# Proverbs 29:18 KJV vs Every Other Translation



## Osage Bluestem (Apr 22, 2011)

In another thread a very articulate poster brought up a translation difference in the KJV as opposed to all other versions. I think this is interesting. Is it possible to defend the KJV translation of the Hebrew text?

Proverbs 29:18 KJV
18Where there is no vision, the people perish: but he that keepeth the law, happy is he.

Pro 29:18 KJV Where there is noH369 vision,H2377 the peopleH5971 perish:H6544 but he that keepethH8104 the law,H8451 happyH835 is he. 

H6544
פּרע
pâra‛
paw-rah'
A primitive root; to loosen; by implication to expose, dismiss; figuratively absolve, begin: - avenge, avoid, bare, go back, let, (make) naked, set at nought, perish, refuse, uncover.
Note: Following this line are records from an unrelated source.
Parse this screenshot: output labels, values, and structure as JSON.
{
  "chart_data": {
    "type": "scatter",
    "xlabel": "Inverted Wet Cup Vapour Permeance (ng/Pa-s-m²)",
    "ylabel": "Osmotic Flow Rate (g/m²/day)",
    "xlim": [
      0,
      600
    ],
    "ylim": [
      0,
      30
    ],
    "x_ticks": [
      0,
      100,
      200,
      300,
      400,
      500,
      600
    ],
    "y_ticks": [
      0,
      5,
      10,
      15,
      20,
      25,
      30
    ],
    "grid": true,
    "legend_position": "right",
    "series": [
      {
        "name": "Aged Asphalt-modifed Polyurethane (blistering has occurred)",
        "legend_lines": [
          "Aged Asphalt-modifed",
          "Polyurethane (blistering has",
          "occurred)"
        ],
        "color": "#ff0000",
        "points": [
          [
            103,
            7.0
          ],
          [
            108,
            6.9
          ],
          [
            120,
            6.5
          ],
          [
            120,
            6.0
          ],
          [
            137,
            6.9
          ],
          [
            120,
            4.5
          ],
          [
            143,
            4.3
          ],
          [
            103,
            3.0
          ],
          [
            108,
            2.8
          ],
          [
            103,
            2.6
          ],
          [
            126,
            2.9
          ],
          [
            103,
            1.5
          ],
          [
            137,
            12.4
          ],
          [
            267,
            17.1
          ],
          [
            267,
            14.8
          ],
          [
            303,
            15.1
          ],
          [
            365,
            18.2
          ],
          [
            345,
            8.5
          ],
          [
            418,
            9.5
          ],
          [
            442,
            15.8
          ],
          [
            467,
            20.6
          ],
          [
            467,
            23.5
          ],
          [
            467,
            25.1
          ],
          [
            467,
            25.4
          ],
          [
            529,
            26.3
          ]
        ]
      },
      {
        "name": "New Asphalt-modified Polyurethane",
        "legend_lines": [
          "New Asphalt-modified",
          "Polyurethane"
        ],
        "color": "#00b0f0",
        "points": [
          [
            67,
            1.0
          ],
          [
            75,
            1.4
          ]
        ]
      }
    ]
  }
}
Here is how the other major translations present it.

Proverbs 29:18 NKJV
18 Where there is no revelation, the people cast off restraint; 
But happy is he who keeps the law. 

Proverbs 29:18 ESV
18Where there is no prophetic vision the people cast off restraint,
but blessed is he who keeps the law.

Proverbs 29:18 NASB
18Where there is no vision, the people are unrestrained,
But happy is he who keeps the law. 

Proverbs 29:18 HCSB
18 Without revelation people run wild,
but one who keeps the law will be happy.

Proverbs 29:18 NIV
18 Where there is no revelation, the people cast off restraint; 
but blessed is he who keeps the law. 

Proverbs 29:18 Geneva 1599
18 Where there is no vision, the people decay: but he that keepeth the Law, is blessed.

Here is Matthew Henry's commentary on Proverbs 29:18


> 18 Where there is no vision, the people perish: but he that keepeth the law, happy is he.
> 
> See here, I. The misery of the people that want a settled ministry: Where there is no vision, no prophet to expound the law, no priest or Levite to teach the good knowledge of the Lord, no means of grace, the word of the Lord is scarce, there is no open vision (1 Sam. iii. 1), where it is so the people perish; the word has many significations, any of which will apply here. 1. The people are made naked, stripped of their ornaments and so exposed to shame, stripped of their armour and so exposed to danger. How bare does a place look without Bibles and ministers, and what an easy prey is it to the enemy of souls! 2. The people rebel, not only against God, but against their prince; good preaching would make people good subjects, but, for want of it, they are turbulent and factious, and despise dominions, because they know no better. 3. The people are idle, or they play, as the scholars are apt to do when the master is absent; they do nothing to any good purpose, but stand all the day idle, and sporting in the market-place, for want of instruction what to do and how to do it. 4. They are scattered as sheep having no shepherd, for want of the masters of assemblies to call them and keep them together, Mark vi. 34. They are scattered from God and their duty by apostasies, from one another by divisions; God is provoked to scatter them by his judgments, 2 Chron. xv. 3, 5. 5. *They perish; they are destroyed for lack of knowledge, Hos. iv. 6. See what reason we have to be thankful to God for the plenty of open vision which we enjoy.*
> 
> II. The felicity of a people that have not only a settled, but a successful ministry among them, the people that hear and keep the law, among whom religion is uppermost; happy are such a people and every particular person among them. It is not having the law, but obeying it, and living up to it, that will entitle us to blessedness.



Matthew Henry put enough thought into this translation of Proverbs 29:18 that he taught about it and wrote about it. What would he think to see the new translations that are different? 

Does it all just boil down to a difference in the underlying texts that were used?

Can someone defend the KJV translators in this instance?


----------



## MW (Apr 22, 2011)

Osage Bluestem said:


> Can someone defend the KJV translators in this instance?


 
The AV provides the other translation in the margin.


----------